Tuesday, June 18, 2013

The Progressive Dream

It is in the cities that the Democrats find their votes. Daniel Greenfield writes about The Urban Tyranny.

The modern liberal would hardly exist but for the various social improvement schemes of the city from the early muckraking photographers taking photos of dirty slum children playing in alleys to the massive implementation of the modern welfare state. The agrarian and industrial obsessions of the left have collapsed. Only the urban obsession with the eternal slums, now likely to be the product of government intervention, rather than slum overcrowding, continues.

It is no coincidence that Obama's big victories came in the city. And it is even quite probable that population density might be a predictor of big government and small government voters. It isn't that urbanites especially love government, but they have come to accept it as a necessary evil and to look longingly for the vaunted reformers to come and save them from the political machines.

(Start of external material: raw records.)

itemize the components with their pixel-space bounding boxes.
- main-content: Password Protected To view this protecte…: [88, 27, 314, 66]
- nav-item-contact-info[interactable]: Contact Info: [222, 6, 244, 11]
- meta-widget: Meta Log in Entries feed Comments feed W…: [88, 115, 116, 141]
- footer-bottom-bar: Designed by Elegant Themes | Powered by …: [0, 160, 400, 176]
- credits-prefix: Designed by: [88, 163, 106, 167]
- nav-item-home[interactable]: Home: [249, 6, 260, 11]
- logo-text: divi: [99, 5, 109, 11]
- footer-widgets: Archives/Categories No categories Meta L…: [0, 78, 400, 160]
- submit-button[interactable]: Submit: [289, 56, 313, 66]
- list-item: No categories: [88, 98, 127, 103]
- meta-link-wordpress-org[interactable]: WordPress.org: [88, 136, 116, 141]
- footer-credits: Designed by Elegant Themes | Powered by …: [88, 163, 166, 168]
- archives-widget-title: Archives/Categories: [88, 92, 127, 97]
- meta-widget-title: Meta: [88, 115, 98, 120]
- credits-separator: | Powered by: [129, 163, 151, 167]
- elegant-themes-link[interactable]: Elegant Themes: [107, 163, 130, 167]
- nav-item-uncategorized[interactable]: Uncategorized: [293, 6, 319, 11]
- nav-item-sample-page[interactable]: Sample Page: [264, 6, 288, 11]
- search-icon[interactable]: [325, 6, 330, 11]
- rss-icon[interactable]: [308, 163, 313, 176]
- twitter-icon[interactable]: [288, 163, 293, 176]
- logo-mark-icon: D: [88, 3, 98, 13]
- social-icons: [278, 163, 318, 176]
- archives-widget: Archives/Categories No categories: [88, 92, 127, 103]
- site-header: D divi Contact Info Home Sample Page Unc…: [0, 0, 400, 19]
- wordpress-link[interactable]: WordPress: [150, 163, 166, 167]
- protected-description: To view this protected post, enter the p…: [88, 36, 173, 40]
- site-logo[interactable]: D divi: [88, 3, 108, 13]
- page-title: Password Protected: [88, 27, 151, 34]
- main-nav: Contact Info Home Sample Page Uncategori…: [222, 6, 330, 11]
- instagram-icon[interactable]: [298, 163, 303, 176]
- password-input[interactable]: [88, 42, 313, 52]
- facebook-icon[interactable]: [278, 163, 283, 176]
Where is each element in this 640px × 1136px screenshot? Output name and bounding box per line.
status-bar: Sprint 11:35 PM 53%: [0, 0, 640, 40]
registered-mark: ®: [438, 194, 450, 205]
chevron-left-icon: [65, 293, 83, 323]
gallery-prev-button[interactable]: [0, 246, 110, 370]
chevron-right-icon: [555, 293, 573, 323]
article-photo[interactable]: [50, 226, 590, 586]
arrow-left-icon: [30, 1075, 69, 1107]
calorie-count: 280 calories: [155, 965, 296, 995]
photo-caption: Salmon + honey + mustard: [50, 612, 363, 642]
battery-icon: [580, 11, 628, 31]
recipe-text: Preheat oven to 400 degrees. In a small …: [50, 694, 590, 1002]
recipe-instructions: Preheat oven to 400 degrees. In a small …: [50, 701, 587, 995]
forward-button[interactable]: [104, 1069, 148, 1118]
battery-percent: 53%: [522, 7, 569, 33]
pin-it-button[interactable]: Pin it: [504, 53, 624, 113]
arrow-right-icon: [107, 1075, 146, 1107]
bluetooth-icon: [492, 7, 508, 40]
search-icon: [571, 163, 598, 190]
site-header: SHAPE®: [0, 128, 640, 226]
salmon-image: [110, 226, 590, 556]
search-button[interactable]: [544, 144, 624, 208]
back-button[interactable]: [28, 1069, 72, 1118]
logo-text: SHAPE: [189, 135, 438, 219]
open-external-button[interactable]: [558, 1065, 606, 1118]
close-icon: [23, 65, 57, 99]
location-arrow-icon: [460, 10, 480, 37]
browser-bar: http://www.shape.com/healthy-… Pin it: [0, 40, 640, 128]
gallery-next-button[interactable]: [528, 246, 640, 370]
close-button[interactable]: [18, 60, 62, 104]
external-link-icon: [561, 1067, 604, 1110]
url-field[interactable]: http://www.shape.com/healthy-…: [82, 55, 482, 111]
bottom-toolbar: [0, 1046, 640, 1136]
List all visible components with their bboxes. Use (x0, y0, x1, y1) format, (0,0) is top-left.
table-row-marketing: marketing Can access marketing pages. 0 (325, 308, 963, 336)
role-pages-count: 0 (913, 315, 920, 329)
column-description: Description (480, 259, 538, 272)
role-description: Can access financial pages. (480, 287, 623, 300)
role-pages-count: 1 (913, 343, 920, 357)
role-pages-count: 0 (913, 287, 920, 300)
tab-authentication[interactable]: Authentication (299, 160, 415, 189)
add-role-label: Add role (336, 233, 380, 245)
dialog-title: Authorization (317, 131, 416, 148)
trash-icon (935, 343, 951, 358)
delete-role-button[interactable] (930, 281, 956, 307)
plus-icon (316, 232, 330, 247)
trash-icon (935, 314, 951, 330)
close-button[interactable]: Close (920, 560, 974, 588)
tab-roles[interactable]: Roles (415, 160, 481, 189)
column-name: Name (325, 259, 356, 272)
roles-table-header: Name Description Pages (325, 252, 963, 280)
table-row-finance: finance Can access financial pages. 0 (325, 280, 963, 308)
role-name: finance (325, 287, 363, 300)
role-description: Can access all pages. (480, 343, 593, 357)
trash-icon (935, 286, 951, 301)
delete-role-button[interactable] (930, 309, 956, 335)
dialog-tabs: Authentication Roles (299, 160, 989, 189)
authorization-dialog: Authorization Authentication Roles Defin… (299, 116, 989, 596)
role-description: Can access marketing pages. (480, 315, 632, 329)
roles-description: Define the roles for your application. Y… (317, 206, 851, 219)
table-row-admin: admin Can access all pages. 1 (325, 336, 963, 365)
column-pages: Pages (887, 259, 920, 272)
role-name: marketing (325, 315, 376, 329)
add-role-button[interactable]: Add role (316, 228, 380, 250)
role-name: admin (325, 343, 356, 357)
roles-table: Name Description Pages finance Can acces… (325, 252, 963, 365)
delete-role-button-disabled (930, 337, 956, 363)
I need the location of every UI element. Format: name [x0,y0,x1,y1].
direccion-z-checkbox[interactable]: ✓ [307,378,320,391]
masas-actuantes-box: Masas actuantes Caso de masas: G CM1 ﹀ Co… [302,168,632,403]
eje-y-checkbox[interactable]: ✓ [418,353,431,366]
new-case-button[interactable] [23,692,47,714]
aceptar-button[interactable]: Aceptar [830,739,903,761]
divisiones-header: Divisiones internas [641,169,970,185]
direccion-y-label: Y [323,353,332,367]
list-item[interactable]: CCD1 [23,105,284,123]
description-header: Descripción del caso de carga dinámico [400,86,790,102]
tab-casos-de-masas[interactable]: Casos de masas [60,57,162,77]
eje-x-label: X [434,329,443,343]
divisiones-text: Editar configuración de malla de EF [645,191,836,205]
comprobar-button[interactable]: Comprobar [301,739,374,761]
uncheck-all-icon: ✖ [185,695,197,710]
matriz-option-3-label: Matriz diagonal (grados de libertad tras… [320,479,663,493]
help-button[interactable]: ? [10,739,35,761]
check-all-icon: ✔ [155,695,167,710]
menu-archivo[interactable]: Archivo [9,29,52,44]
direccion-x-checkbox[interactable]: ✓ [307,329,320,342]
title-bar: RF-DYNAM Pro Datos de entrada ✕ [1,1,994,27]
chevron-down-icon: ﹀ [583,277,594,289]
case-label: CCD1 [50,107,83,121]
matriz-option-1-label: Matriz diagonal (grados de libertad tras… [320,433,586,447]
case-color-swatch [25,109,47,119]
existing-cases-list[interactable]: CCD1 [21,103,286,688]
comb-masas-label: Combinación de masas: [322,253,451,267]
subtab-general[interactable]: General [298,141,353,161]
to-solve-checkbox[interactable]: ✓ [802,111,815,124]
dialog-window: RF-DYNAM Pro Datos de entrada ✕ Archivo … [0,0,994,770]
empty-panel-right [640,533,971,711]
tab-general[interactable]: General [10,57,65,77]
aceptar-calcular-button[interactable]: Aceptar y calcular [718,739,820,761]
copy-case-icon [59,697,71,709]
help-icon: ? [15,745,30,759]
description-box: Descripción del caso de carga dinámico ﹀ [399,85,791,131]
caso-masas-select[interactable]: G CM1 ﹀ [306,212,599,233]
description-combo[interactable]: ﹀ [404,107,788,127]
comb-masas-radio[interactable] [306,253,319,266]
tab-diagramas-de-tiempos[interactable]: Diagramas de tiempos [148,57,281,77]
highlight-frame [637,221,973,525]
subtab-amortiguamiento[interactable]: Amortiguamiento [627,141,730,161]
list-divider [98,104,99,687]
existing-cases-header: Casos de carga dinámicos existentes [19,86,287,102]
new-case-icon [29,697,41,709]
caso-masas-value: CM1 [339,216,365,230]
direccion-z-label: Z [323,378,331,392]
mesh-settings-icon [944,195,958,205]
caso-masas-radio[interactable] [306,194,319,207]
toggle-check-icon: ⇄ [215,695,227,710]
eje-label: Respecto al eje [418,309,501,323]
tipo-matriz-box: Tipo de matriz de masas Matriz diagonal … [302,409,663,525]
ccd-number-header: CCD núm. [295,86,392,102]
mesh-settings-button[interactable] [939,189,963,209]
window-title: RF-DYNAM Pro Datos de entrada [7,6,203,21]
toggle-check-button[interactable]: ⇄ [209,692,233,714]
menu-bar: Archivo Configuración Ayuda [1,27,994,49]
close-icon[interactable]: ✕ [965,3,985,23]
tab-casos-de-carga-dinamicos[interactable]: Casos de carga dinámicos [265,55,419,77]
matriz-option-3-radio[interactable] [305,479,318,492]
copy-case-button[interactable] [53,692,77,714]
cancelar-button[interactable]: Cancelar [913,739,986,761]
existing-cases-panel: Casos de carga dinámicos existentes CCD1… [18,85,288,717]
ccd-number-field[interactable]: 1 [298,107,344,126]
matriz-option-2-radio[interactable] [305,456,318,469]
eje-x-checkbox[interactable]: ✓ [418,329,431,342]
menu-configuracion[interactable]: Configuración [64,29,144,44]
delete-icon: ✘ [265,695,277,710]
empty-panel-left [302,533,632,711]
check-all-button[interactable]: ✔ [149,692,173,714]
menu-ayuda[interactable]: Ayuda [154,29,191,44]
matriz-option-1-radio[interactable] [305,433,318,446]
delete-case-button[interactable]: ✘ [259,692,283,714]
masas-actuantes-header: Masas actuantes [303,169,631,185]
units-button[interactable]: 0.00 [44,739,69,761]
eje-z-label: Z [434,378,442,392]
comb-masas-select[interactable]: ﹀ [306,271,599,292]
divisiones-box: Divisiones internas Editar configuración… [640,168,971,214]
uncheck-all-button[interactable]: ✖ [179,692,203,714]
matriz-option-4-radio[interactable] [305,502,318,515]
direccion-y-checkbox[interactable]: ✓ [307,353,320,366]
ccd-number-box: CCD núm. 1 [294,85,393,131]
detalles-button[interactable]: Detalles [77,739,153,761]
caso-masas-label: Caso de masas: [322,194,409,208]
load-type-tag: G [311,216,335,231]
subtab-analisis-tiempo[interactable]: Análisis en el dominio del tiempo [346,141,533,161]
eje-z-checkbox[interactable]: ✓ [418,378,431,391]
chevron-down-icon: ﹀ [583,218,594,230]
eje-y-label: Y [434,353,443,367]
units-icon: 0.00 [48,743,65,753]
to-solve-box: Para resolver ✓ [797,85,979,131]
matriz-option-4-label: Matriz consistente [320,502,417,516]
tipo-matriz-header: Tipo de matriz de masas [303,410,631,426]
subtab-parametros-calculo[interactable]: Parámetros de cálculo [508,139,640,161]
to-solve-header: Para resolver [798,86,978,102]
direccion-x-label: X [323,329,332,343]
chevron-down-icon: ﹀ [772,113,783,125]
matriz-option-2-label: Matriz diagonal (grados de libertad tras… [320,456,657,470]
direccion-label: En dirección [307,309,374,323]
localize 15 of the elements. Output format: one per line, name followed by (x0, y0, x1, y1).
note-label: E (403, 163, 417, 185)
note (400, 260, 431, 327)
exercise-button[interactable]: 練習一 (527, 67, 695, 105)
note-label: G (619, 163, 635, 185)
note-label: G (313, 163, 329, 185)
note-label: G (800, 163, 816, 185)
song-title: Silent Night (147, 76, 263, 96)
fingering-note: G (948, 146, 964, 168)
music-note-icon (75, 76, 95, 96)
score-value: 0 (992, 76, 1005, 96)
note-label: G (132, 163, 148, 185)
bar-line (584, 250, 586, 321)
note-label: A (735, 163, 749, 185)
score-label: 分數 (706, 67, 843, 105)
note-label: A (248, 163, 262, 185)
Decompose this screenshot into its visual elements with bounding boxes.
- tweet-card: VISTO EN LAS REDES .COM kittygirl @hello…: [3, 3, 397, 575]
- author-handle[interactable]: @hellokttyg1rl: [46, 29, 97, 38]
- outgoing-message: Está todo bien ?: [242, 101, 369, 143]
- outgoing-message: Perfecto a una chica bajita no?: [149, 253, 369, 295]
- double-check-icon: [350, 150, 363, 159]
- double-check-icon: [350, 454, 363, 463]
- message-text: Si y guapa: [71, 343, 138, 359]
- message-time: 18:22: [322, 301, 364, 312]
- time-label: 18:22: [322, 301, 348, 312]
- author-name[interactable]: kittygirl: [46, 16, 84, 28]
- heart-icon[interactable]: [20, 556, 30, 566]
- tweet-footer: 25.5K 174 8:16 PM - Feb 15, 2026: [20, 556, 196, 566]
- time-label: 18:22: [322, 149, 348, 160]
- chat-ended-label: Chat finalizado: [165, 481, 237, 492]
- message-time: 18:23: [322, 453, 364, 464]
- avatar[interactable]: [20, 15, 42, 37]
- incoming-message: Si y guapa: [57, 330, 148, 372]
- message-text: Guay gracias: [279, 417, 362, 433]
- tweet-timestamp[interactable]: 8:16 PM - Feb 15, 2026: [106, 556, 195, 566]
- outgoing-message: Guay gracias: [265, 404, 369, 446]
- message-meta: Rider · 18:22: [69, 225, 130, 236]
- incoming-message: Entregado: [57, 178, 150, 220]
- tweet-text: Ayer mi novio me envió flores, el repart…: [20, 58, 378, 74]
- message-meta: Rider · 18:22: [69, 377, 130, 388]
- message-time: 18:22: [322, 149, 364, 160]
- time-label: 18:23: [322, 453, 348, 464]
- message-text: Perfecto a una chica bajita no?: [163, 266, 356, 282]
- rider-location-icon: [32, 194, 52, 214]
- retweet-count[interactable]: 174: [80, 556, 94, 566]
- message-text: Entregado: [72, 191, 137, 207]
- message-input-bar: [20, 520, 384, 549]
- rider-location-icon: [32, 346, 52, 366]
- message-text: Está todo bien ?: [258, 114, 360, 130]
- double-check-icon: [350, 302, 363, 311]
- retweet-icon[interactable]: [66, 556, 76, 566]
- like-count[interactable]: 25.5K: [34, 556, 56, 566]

The lack of space, physical, economic and structural, in a city makes the lack of freedom into a part of the design. It is second nature to assume that someone must administer those friction zones because there is no alternative.

Urban social norms are evolved to avoid conflict. Urbanites studiously ignore each other or maintain a distant politeness in their interactions. Not noticing other people is the height of good manners. The truly civilized man is expected not to notice uncivilized behavior. Relativism is the expected response to any violation of human norms, but not to violations of any element of the petty codes of urbania. It is very well for a man to strip naked on a train and run from car to car shouting that the aliens are coming, but not to throw his recycling into the trash.

The internet has become the ultimate city, a virtual urban environment flooded with content, shocks, amazes and confuses, while destroying sensibilities and boundaries. It is a multicultural city encompassing the world. And the individual cities are also coming to seem like the internet, networks and hubs, short-lived and purposeless, but somehow hanging on long enough to grab some attention.